Known doubt

The best thing I’ve done for my learning in the outdoors was one of the earliest.  In the early 90s seemingly no one in the US, or at least southern Ohio, did anything other than clip bolts, so it was up to me and my set of hexs and stoppers to figure it out.  Gym fingers notwithstanding, it didn’t take many leads to learn that “it” meant knowing yourself well enough to punch it when you were up to the task, and bail when you weren’t.  A full set of Friends upon high school graduation helped speeden this task, but the fundamentals haven’t changed since I was trying to channel Robbins while shaking my way up 5.9s.

Climbing is a good task master here, as the most contemplative of outdoor pursuits.  Mountain biking, and to a lesser extent skiing, let you slam on the mental brakes, while paddling too often brings you along for the ride.  With rarely anything other than the opportunity to ponder the exact nature of your doubt, climbing gives you endless minutes to consider if pushing ahead is a good idea.  Hopefully you’ll put the agony of your belayers to good use and apply that depth of self-knowledge when gravity is on the other side.

As the later half of the video shows, this stellar local ride has some stretches of buff ribbon through the grass where the only check on speed is you.  Even at a fast-for-me clip, I had a functional eternity to consider what would happen if I failed to keep my 4.7 inch tires within the bounds of the 8 inch wide flatness of dirt.  I never found that answer, instead I found out what would happen when I lost my nerve.  The little french line through the weeds of inevitably held a big hole, and I got bucked hard enough for the bruise on my inner left thigh to be way worse than the pedal gouges on my right calf.  I almost held on, and thankfully that juniper shrub wasn’t hiding a boulder.

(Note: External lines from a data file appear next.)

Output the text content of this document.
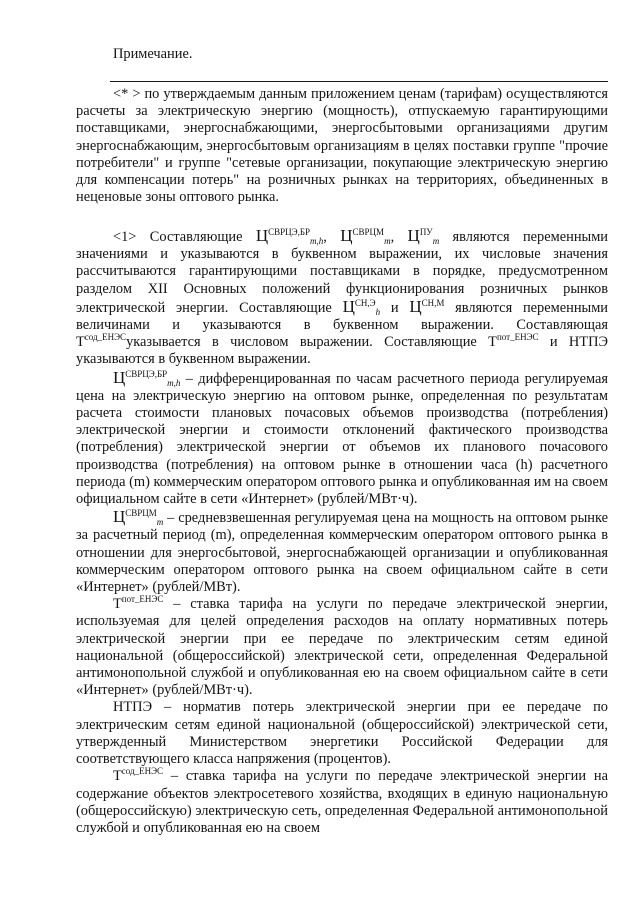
Примечание.

<* > по утверждаемым данным приложением ценам (тарифам) осуществляются расчеты за электрическую энергию (мощность), отпускаемую гарантирующими поставщиками, энергоснабжающими, энергосбытовыми организациями другим энергоснабжающим, энергосбытовым организациям в целях поставки группе "прочие потребители" и группе "сетевые организации, покупающие электрическую энергию для компенсации потерь" на розничных рынках на территориях, объединенных в неценовые зоны оптового рынка.

<1> Составляющие $Ц^{СВРЦЭ,БР}_{m,h}$, $Ц^{СВРЦМ}_m$, $Ц^{ПУ}_m$ являются переменными значениями и указываются в буквенном выражении, их числовые значения рассчитываются гарантирующими поставщиками в порядке, предусмотренном разделом XII Основных положений функционирования розничных рынков электрической энергии. Составляющие $Ц^{СН,Э}_h$ и $Ц^{СН,М}$ являются переменными величинами и указываются в буквенном выражении. Составляющая $Т^{сод\_ЕНЭС}указывается$ в числовом выражении. Составляющие $Т^{пот\_ЕНЭС}$ и НТПЭ указываются в буквенном выражении.

$Ц^{СВРЦЭ,БР}_{m,h}$ – дифференцированная по часам расчетного периода регулируемая цена на электрическую энергию на оптовом рынке, определенная по результатам расчета стоимости плановых почасовых объемов производства (потребления) электрической энергии и стоимости отклонений фактического производства (потребления) электрической энергии от объемов их планового почасового производства (потребления) на оптовом рынке в отношении часа (h) расчетного периода (m) коммерческим оператором оптового рынка и опубликованная им на своем официальном сайте в сети «Интернет» (рублей/МВт·ч).

$Ц^{СВРЦМ}_m$ – средневзвешенная регулируемая цена на мощность на оптовом рынке за расчетный период (m), определенная коммерческим оператором оптового рынка в отношении для энергосбытовой, энергоснабжающей организации и опубликованная коммерческим оператором оптового рынка на своем официальном сайте в сети «Интернет» (рублей/МВт).

$Т^{пот\_ЕНЭС}$ – ставка тарифа на услуги по передаче электрической энергии, используемая для целей определения расходов на оплату нормативных потерь электрической энергии при ее передаче по электрическим сетям единой национальной (общероссийской) электрической сети, определенная Федеральной антимонопольной службой и опубликованная ею на своем официальном сайте в сети «Интернет» (рублей/МВт·ч).

НТПЭ – норматив потерь электрической энергии при ее передаче по электрическим сетям единой национальной (общероссийской) электрической сети, утвержденный Министерством энергетики Российской Федерации для соответствующего класса напряжения (процентов).

$Т^{сод\_ЕНЭС}$ – ставка тарифа на услуги по передаче электрической энергии на содержание объектов электросетевого хозяйства, входящих в единую национальную (общероссийскую) электрическую сеть, определенная Федеральной антимонопольной службой и опубликованная ею на своем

Knowing where my mental edge lies has been an increasingly vivid theme in my last decade.  With solo travel in big wilderness as my default, my safety standards have become almost coextensive with the functional limits of my judgement in the moment.  I’ve side slipped and portaged a lot of stuff I almost certainly could have run, and taken plenty of breaks to eat chocolate, drink coffee, and generally make sure my head was exactly where it needed to be.  If falling, be it on your skis or bike, out of your boat, or off the deadfall you’re negotiating, is not an option the limiting factor is never raw physical potential.  It is the focus to put that ability to use, along with knowing when and how much theoretical and actual ability have become separated.

I don’t have a good answer to how to cultivate this, other than to go out and practice the same skills and decisions in places which both and do not promise big consequences.  You’ll never know where the edge was until you go past it, but by far the most important thing is to immediately go back and think about which edge it was you went over.

In this particular instance, I’m content that my bike skills remain where I want them to be, and that the ghost of some nasty concussions are still what push me to slow down.  I know my skills can consistently exceed what those phantom worries would suggest, but the question of that gap holding steady, along with my sense of it, is a constant issue.  As it should be.